Some of the living situation options for older adults with mental, social, or physical health challenges can include the following:

  • Independent Living with In-home care
    Loved ones who would like to stay in their current home may need assistance with household duties, medical concerns and personal care. This can work well for those who do not have serious medical conditions or need 24/7 care. It is best for those who may need a few hours of personal care daily. In-home custodial care is not provided by Medicare and is covered privately by the patient or family. Government assistance may be available for those who cannot pay out of existing financial resources.

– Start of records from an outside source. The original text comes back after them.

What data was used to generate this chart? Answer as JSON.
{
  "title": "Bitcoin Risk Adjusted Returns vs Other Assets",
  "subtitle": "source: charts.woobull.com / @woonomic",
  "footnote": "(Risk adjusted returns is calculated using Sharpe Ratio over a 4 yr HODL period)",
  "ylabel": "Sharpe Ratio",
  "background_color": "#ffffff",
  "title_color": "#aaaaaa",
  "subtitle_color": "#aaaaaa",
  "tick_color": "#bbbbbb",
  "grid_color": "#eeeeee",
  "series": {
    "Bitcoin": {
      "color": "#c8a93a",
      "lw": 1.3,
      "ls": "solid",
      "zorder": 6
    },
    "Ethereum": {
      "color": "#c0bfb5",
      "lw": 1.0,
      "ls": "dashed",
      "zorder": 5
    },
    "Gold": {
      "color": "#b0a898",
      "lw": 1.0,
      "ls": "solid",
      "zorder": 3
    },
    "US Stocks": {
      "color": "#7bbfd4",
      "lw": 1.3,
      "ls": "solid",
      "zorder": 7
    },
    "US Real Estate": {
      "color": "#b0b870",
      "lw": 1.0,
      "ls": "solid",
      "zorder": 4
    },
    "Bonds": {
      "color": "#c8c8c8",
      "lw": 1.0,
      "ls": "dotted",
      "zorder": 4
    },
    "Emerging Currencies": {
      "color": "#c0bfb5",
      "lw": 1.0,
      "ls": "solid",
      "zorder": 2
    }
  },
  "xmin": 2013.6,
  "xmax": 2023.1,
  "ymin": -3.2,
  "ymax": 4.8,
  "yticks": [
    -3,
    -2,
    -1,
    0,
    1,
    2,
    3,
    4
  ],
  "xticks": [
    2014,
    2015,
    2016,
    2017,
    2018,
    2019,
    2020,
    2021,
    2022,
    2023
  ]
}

  • Living with a family member
    Living with an aging loved one may be the best solution, but it can be challenging. The family must ensure they have enough space, that they can provide necessary care, and that it will not place an emotional or financial burden on the family. The home must be equipped with handicap accessible steps/ramps and bathrooms and other provisions to reduce the risk of falls. If your loved one requires daily daytime assistance and you work or travel often, this situation may not work. Talk to everyone who lives in your home to set expectations and address any concerns.
  • Assisted living facilities
    An assisted living facility can work well for those who want to maintain independence. Those who need minor nursing assistance and help with activities like dressing or bathing can benefit from this care. Three meals a day are provided, and medical administration is also an option. Residents can maintain a sense of independence as the care they receive changes with their needs. Assisted living can also be a good environment for those who enjoy social activities.
  • Nursing homes
    Nursing homes help those who require 24/7 oversight and supervision with activities of daily living. Nursing home residents are unable to care for themselves and require the assistance of certified nursing assistants who provide personal care and supervision. Nursing is also available for oversight of medical issues including wound care and attention to complex medical conditions. Becoming a resident requires a physician’s prescription and physical examination. Nursing homes can be expensive. Not-for-profit nursing homes offer government assistance for lower-income residents.

Helping an aging loved one to transition to a new living situation is a big step. Talk about what is best for your loved one, the caregiver, and your family. Consider factors such as your loved one’s life goals, personality, medical and social needs, mental health, as well as the cost of the various options. Research your options, and schedule interviews with various services to find the best fit.